If I was being picky, I might comment that his explanation of the difference between selection favouring traits that act for the good of a gene (ubiquitous), or for the good of the species as a whole (very rare) might have warranted more than a couple of pages (since this is a distinction that is frequently misunderstood). But in general, this is a book that is a pleasure to read, and that even professional biologists will find energising and exciting. The fact that Darwin’s theory makes so many predictions, none of which has ever been falsified, and the prospect of the mountain of supporting evidence becoming ever higher, makes it easy to make a further prediction: it is only a matter of time before the religious proponents of intelligent design make it a fundamental tenet of their ideology that the pattern of life has been made that way specifically to fool biologists. In which case, evolutionists can take comfort in knowing that the creator specifically had them in mind at every step of the process.

On re-reading The Origin

February 13, 2009 • 6:44 am

The journal Current Biology asked a group of us to re-read Darwin’s great book and write a few paragraphs of response; the collection, which is quite intriguing, is here. Besides my take (which is, as I’ve already mentioned, a defense of the term “Darwinism”), there are pieces by Bob May, Matt Ridley, Peter Lawrence, Matthew Cobb, Christine Nüsslein-Volhard, Mark Ptashne, Simon Conway Morris, Marlene Zuk, Andrew Berry, and Hopi Hoekstra.

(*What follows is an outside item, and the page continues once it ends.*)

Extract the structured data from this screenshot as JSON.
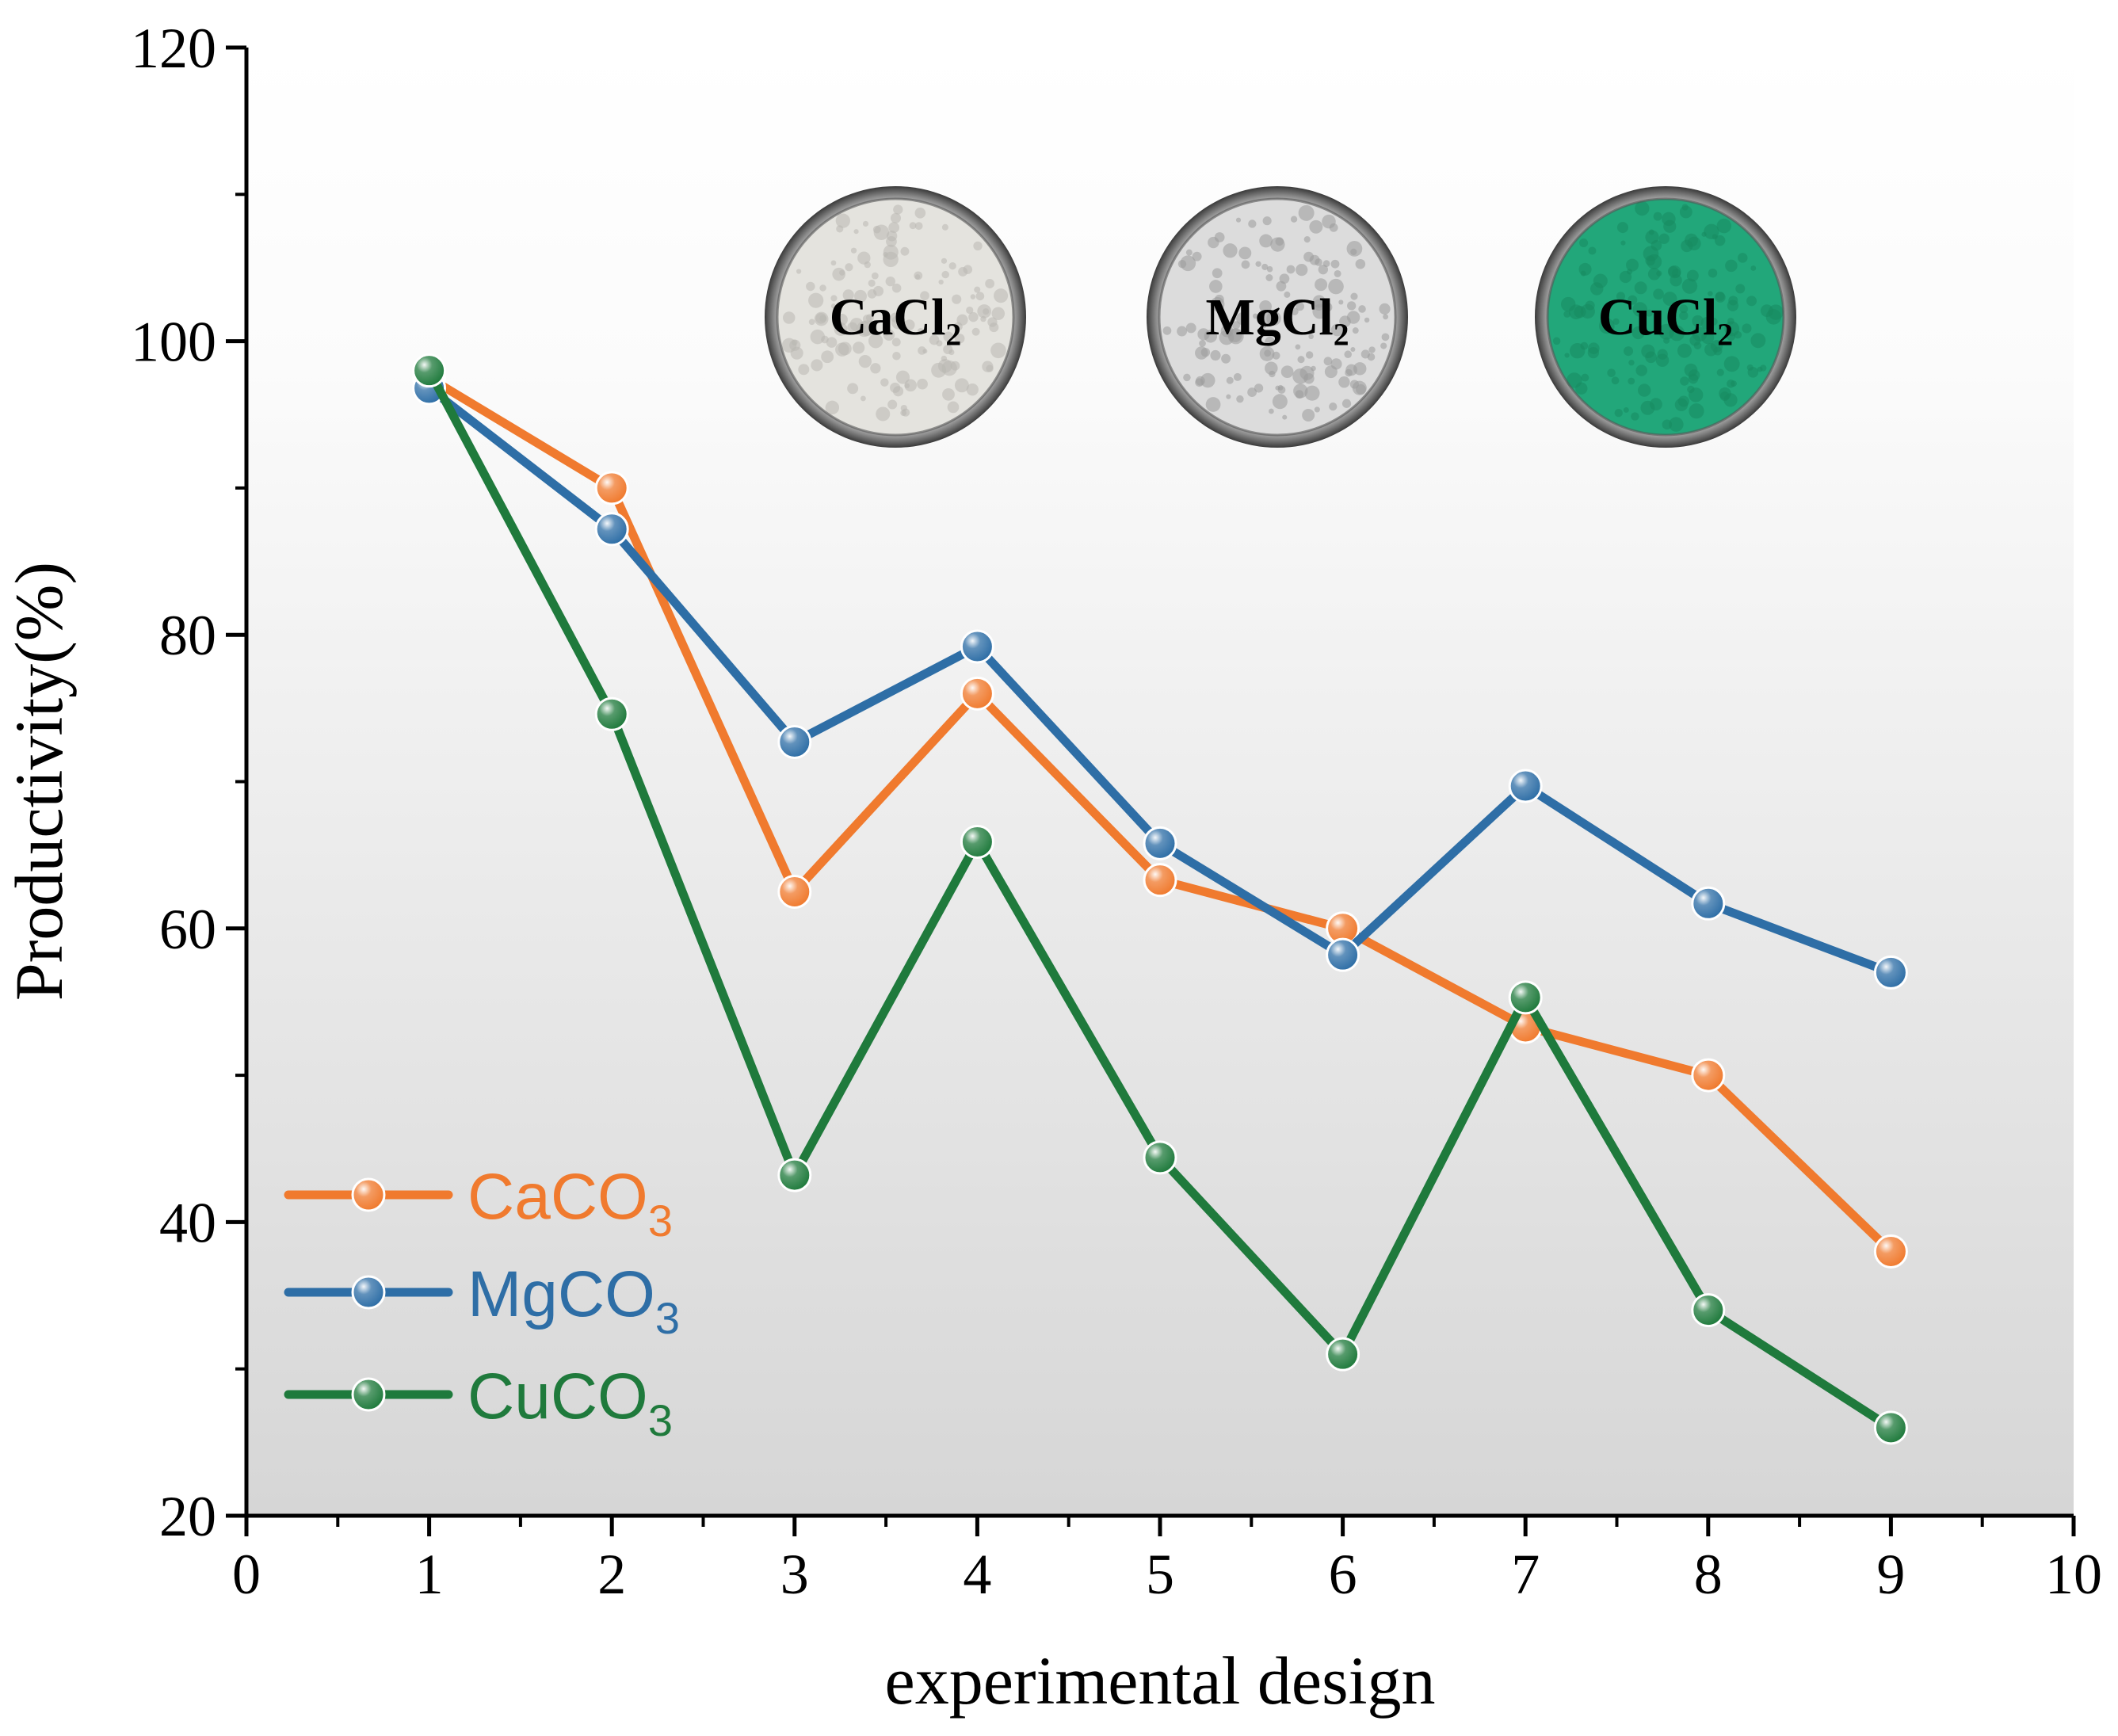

It’s particularly interesting to contrast the ending of Matthew Cobb’s piece (he is an evolutionary biologist at Manchester) with that of Conway Morris’s (he is a paleontologist at Cambridge). Conway Morris, who is of course religious, contends that the human mind is not explainable by evolution, while Cobb thinks that our minds are on an evolutionary continnum with those of animals. (This of course parallels a famous disagreement between Darwin and Wallace, who had the views of Cobb and Conway Morris respectively).

Conway Morris of course wrote Life’s Solution: Inevitable Humans in a Lonely Universe, a very large book which, by presenting hundreds of pages of examples of evolutionary convergence (a worthwhile task, with lots of good stuff), argued that the evolution of humans was inevitable. I have argued against this view, asserting that our complex intelligence arose only once, and so is neither an example of evolutionary convergence nor inevitable.